Le Président de la République, Félix Tshisekedi, a procédé, ce jeudi 26 mars 2026, à l’inauguration de la centrale hydroélectrique de Kakobola, dans la province du Kwilu, à environ 70 kilomètres de Kikwit. Cette infrastructure énergétique marque une étape symbolique et stratégique, en devenant le premier barrage construit dans cette région.

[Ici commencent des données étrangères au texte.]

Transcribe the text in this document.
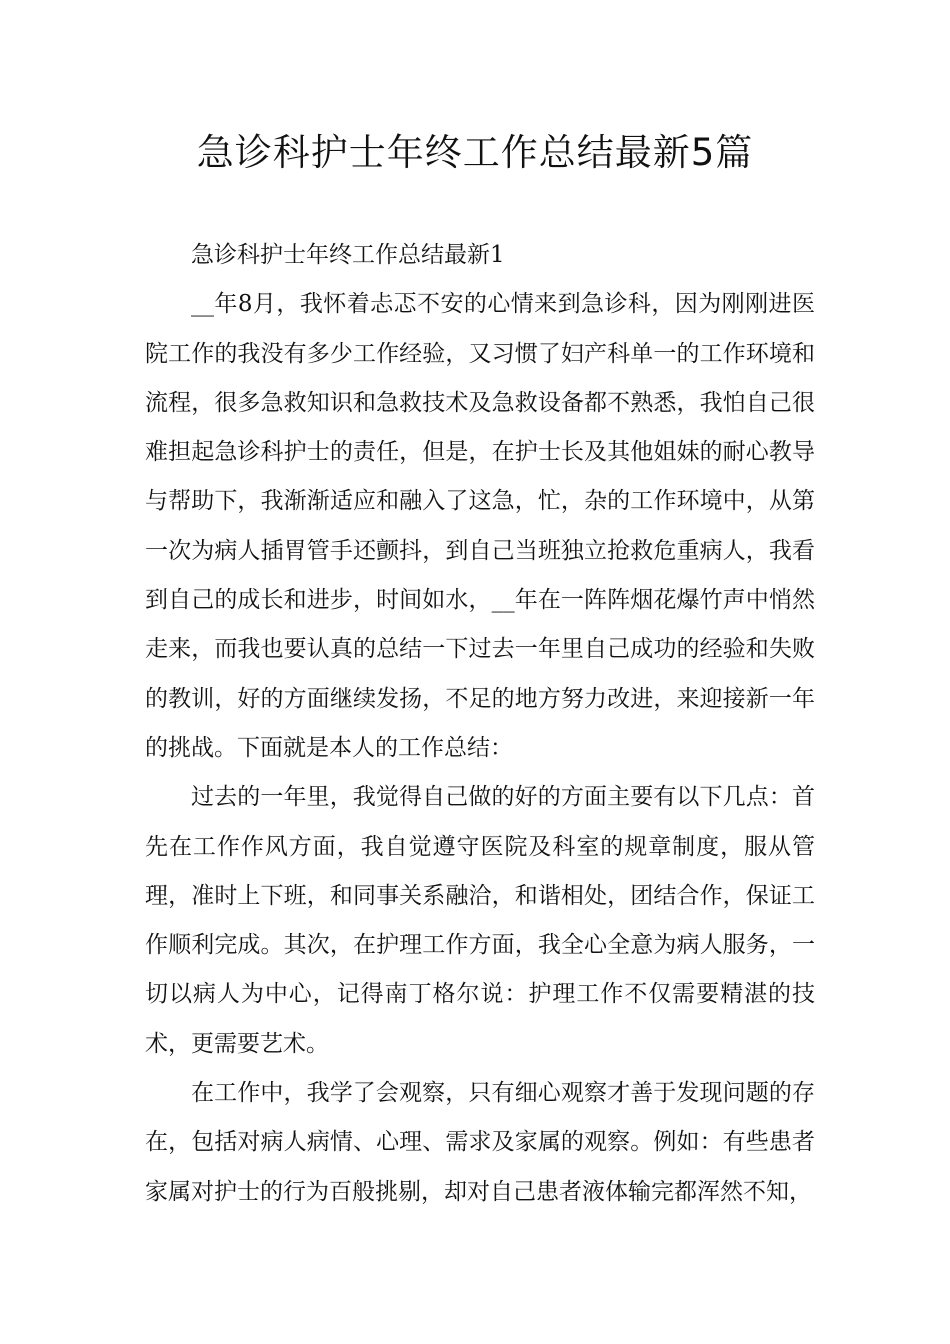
急诊科护士年终工作总结最新5篇

急诊科护士年终工作总结最新1

__年8月，我怀着忐忑不安的心情来到急诊科，因为刚刚进医院工作的我没有多少工作经验，又习惯了妇产科单一的工作环境和流程，很多急救知识和急救技术及急救设备都不熟悉，我怕自己很难担起急诊科护士的责任，但是，在护士长及其他姐妹的耐心教导与帮助下，我渐渐适应和融入了这急，忙，杂的工作环境中，从第一次为病人插胃管手还颤抖，到自己当班独立抢救危重病人，我看到自己的成长和进步，时间如水，__年在一阵阵烟花爆竹声中悄然走来，而我也要认真的总结一下过去一年里自己成功的经验和失败的教训，好的方面继续发扬，不足的地方努力改进，来迎接新一年的挑战。下面就是本人的工作总结：

过去的一年里，我觉得自己做的好的方面主要有以下几点：首先在工作作风方面，我自觉遵守医院及科室的规章制度，服从管理，准时上下班，和同事关系融洽，和谐相处，团结合作，保证工作顺利完成。其次，在护理工作方面，我全心全意为病人服务，一切以病人为中心，记得南丁格尔说：护理工作不仅需要精湛的技术，更需要艺术。

在工作中，我学了会观察，只有细心观察才善于发现问题的存在，包括对病人病情、心理、需求及家属的观察。例如：有些患者家属对护士的行为百般挑剔，却对自己患者液体输完都浑然不知，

D’une capacité installée de 10,5 mégawatts, la centrale repose sur trois unités de production de 3,5 mégawatts chacune.
Au-delà de ses caractéristiques techniques, le projet s’inscrit dans une ambition plus large de sécurisation de l’approvisionnement en électricité dans une zone longtemps confrontée à un déficit énergétique structurel. À terme, cette mise en service devrait contribuer à stabiliser le réseau local et à réduire les coûts de l’énergie pour les ménages et les opérateurs économiques.
Sur le plan économique, Kakobola pourrait constituer un levier déterminant pour la transformation du tissu productif du Kwilu. L’accès à une énergie plus fiable est en effet un facteur clé pour l’émergence d’activités industrielles et agro-industrielles, encore embryonnaires dans cette partie du pays. Les autorités congolaises misent ainsi sur un effet d’entraînement, susceptible de stimuler l’investissement, de favoriser la création d’emplois et de réduire l’enclavement économique régional.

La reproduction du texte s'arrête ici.